US spy chief Gabbard says UK agreed to drop 'backdoor' mandate for Apple

6 jnord 1 8/19/2025, 6:52:20 AM reuters.com ↗

Comments (1)

delichon · 27m ago
> Cybersecurity experts told Reuters that if Apple chose to build a backdoor for a government, that backdoor would eventually be found and exploited by hackers.

Not to mention creating an additional vector for stealing the same data, from UK regulators who "legitimately" use the backdoor. The presumption that data in government hands is secure is absurd.

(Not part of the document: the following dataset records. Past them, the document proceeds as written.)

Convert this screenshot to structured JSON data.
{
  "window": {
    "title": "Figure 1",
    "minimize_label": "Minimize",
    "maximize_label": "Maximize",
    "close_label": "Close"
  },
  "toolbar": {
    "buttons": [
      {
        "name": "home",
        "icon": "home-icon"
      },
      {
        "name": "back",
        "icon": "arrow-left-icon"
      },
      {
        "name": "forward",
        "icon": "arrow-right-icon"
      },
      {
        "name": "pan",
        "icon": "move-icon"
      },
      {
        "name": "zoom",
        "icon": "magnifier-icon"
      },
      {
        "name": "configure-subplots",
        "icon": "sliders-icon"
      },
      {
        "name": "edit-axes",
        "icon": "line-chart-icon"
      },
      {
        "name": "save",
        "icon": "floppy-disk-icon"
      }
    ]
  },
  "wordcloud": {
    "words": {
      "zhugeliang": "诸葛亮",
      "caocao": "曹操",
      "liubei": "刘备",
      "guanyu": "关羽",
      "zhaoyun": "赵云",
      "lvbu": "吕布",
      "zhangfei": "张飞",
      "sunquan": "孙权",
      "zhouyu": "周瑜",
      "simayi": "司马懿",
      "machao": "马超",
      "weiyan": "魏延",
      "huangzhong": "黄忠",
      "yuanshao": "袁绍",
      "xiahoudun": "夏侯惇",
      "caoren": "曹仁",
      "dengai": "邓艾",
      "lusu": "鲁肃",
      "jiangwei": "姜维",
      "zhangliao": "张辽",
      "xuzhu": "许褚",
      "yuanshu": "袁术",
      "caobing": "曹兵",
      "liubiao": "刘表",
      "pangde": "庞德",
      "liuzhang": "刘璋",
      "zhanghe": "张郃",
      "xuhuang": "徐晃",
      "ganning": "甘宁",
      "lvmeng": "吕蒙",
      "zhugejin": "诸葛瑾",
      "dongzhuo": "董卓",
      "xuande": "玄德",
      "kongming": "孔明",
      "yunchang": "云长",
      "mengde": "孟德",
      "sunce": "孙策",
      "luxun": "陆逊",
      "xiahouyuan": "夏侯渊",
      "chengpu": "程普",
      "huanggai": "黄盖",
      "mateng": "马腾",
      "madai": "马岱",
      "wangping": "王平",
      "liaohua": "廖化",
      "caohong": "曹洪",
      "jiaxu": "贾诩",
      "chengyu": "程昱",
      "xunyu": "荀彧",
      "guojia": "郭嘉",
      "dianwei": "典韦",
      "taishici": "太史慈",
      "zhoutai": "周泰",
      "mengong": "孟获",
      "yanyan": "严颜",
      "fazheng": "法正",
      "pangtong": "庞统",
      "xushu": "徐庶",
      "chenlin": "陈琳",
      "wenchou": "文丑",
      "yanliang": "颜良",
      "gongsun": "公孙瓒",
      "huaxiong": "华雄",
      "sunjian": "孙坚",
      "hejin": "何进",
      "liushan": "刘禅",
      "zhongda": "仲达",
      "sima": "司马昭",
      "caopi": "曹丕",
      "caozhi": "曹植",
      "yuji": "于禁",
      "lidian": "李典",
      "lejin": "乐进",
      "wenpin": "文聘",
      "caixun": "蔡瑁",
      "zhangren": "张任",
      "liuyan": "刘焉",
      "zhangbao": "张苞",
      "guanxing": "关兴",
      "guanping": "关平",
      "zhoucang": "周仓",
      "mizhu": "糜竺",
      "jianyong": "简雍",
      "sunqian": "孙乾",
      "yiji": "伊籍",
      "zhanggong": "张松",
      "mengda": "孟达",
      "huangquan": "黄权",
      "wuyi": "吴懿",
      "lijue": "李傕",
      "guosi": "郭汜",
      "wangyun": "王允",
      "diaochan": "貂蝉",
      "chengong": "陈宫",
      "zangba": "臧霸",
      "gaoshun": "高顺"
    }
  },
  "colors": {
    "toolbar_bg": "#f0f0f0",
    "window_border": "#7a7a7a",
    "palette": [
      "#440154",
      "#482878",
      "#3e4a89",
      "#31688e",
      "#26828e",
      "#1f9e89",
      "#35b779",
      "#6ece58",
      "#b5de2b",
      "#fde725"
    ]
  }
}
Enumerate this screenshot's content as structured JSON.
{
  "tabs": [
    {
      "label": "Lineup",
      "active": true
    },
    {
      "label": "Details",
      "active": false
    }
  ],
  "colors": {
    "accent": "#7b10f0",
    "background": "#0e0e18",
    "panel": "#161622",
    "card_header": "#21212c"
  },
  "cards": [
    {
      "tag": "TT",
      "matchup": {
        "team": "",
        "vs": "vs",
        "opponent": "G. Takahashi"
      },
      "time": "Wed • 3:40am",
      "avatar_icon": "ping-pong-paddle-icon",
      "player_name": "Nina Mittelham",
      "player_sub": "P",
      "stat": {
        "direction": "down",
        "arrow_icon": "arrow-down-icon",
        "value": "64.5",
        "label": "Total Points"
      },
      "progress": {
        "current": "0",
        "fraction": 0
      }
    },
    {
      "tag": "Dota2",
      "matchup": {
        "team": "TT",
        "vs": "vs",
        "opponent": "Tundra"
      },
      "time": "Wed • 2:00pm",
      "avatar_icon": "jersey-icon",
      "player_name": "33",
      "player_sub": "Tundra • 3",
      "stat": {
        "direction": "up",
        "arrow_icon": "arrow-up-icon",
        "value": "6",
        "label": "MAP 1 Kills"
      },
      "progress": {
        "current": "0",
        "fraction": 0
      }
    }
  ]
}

Some breaches from just the past 5 years:

  2021–2022 – Electoral Commission breach: Hackers accessed voter registration databases affecting up to 40 million people (attributed to China in 2024).
  2022 – MOD Afghan email leak: Staff email error exposed details of ~25,000 Afghans in resettlement schemes (revealed 2025).
  2023 – British Library ransomware: Rhysida gang stole 600 GB of data, disrupted services for months, and leaked stolen files.
  2023–2025 – HMRC insider snooping: Hundreds of staff caught misusing access to taxpayer records; 186 dismissed.
  2024 – MOD Afghan data relocation (“Operation Rubific”): Secret £2 bn operation to move 18,500 Afghans after data leak, hidden by super-injunction until 2025.
  2025 – MOD contractor cyber-attack: Hacker breach of resettlement contractor exposed ~3,700 Afghans’ and civil servants’ personal data.